9) Watering Your Lemon Tree

You should water lemon trees in containers often. Keep them moist, but not wet. Lemon trees don’t like wet feet. Be sure to use soil that drains well. Stick your finger into the soil 2”. If it is dry, it is time to water.

For lemon trees growing outside you will not need to water as often. The lemon trees have a large feeder root system. If you scratch the surface of the soil under the plant, you will find a network of feeder roots. If you keep the lemon trees outside well mulched it will help to retain any moisture.


10) Troubleshooting

Although lemon trees are relatively trouble free, you may encounter these problems. If you encounter these problems and are not sure how to diagnose them properly you can take a leaf to your county extension agent and they will help.
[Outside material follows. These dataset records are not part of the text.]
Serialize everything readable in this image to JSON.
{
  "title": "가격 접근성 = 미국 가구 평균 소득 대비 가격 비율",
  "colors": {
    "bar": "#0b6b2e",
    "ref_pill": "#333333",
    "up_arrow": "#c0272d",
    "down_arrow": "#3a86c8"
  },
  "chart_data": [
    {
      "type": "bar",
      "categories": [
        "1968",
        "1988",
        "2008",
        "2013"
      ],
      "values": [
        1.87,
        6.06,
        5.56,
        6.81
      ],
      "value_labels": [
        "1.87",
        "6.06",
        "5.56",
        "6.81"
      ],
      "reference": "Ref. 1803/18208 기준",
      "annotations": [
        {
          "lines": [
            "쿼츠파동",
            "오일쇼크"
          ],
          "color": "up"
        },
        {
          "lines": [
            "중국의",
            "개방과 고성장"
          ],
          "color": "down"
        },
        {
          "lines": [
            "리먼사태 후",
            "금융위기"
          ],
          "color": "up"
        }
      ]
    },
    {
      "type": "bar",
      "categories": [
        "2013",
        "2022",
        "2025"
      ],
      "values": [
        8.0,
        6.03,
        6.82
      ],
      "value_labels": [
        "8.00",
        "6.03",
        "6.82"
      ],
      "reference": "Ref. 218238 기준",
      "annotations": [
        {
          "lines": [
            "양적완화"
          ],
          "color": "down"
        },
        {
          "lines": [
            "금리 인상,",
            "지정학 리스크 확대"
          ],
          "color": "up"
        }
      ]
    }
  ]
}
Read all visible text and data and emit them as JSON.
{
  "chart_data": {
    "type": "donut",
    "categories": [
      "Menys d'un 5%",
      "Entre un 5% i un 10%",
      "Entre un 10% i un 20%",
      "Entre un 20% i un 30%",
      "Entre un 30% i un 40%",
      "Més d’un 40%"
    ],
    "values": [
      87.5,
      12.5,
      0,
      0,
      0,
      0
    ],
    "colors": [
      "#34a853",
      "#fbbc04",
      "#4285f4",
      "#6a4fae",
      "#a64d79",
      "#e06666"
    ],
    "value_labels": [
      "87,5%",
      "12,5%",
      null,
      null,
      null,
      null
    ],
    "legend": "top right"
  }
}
  • Dropping Leaves – This may be caused by overwatering.
  • Leaves turning yellow – Lack of water, insects, pests, nutritional deficiencies.
  • Fruit drop – This may be caused by the fact that there is just more fruit than the tree can support. It could also be due to improper watering, improper fertilization, disease, insects or too vigorous pruning.

11) Growing in A Greenhouse

Keep the temperature above 50 degrees in the greenhouse. Once the temperature outside has reached 55 at night you can move the plant outside for the summer. Keep in mind that your tree will probably be in a 10-gallon container at least. Make sure to have a container that is on wheels to facilitate the move. Also, keep in mind that some greenhouses have narrower doors. Be sure that you will be able to move the plant in and out of the door that you have.

12) Growing in the Ground

Picking an area that has well drained soil is critical. Also, be sure to get a spot that gets at least 8 hours of full sun every day. Pick your variety based on your climate. Also, make sure that you will have room for the mature tree when planting. Do not overcrowd.

13) Growing in Containers

You should always use containers with drainage holes. But you need to be aware that containers will dry out faster than plants in the ground generally. Lemons like a lot of humidity. You can supply this by misting your trees daily or by placing pebbles in the saucer the pots drain into. You can also run a humidifier in the dry winter months when the heat is running in your house. The pot size will determine the plant size. Use a 10 – 15-gallon pot size. You should buy dwarf varieties to grow in a container.

14) Storage of Lemons

We have all seen the beautiful baskets of fresh lemons hanging in the kitchens on TV. This is a great way to store lemons if you are going to use them in less than a week. I don’t seem to go through them that fast. I just place my cleaned lemons in a sealed bag in the refrigerator for a longer shelf life.

Lemons can be juiced, and the juice can be stored in the refrigerator in a sealed container. The juice can also be stored in a freezer in ice cube trays. I then place the ice cube trays in a sealed bag. This gives you some portion control when it is time to thaw the juice.

The zest can be removed and place in a sealed jar or frozen.

15) Usage of Lemons

Well, if life gives you lemons, make lemonade. Or you can use the zest and juice in many ways in the kitchen. Who doesn’t love a lemon meringue pie? They are great squeezed over many dishes to brighten the flavor. The list goes on and on.

Lemon juice can be used for cleaning many different items. It can be used from cleaning your glass shower door to being used to polish copper and brass.

Lemons can also be used to help eliminate odors.

Conclusion

Lemons are fun and easy to grow. These plants will last a lifetime once you get them growing properly indoors and out.